Arlette was hearing the details for the first time and seemed staggered by them. She kept murmuring little oaths in French. The boys’ reaction was ambivalent; they seemed torn between horror at the enormity of the deed and admiration for the sweet simplicity of it.

Randy said, “Good-bye, Queenie.”

“That’s the general idea.”

“I don’t see how they can miss, man. Unless there’s a mess of police boats for escorts-”

“There probably will be. It doesn’t matter – with all the confusion that the gunshots will generate, it’s highly unlikely that anybody will even notice Emile’s boat, much less do anything to stop it. He’ll have the throttle tied all the way down once he gets going, so that even if he’s shot dead, the boat will go along on its merry way.”

“I’d love to meet the clown who planned this.”

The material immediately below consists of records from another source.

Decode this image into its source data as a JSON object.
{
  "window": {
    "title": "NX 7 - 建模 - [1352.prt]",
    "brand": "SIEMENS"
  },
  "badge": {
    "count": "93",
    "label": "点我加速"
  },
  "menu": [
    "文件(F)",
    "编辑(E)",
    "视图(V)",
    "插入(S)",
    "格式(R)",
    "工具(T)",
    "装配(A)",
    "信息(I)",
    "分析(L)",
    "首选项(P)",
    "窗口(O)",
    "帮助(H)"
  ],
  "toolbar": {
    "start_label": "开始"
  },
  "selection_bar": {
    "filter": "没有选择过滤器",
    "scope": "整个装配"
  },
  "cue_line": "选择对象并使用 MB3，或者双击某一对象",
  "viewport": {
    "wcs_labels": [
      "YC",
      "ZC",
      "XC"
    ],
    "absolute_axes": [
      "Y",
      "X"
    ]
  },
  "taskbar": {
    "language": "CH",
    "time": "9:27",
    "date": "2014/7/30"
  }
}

I coughed. “Well,” I said, “I planned some of it-”

“You?”

I nodded, equally proud and ashamed. When we’d had our planning session Saturday afternoon, I had added a few refinements, on the theory that if one was going to do something, one might as well do it right. I was a little sorry about that now. The plan was almost too right.

I raised the pencil again. “Now here’s what we do,” I said, with what was supposed to be contagious confidence in my voice. “Timing is very important. The Queen is scheduled to arrive at the fairgrounds at eight thirty. If she follows that schedule, and it’s logical to assume that she will, then the barge will reach Point X somewhere between seven fifty and eight ten. The assassins will be at their posts from seven o’clock on, and they’ll expect to hit the barge at eight, give or take a few minutes. If the barge isn’t there on time, then we have a chance.”

Arlette looked at me. “But they will simply wait-”

“I’ve got that figured out. Let’s take one thing at a time. The first step is to delay the royal barge. The longer it’s delayed, the better our chances look.” I pointed the pencil at the boys. “That’s where you two come in.”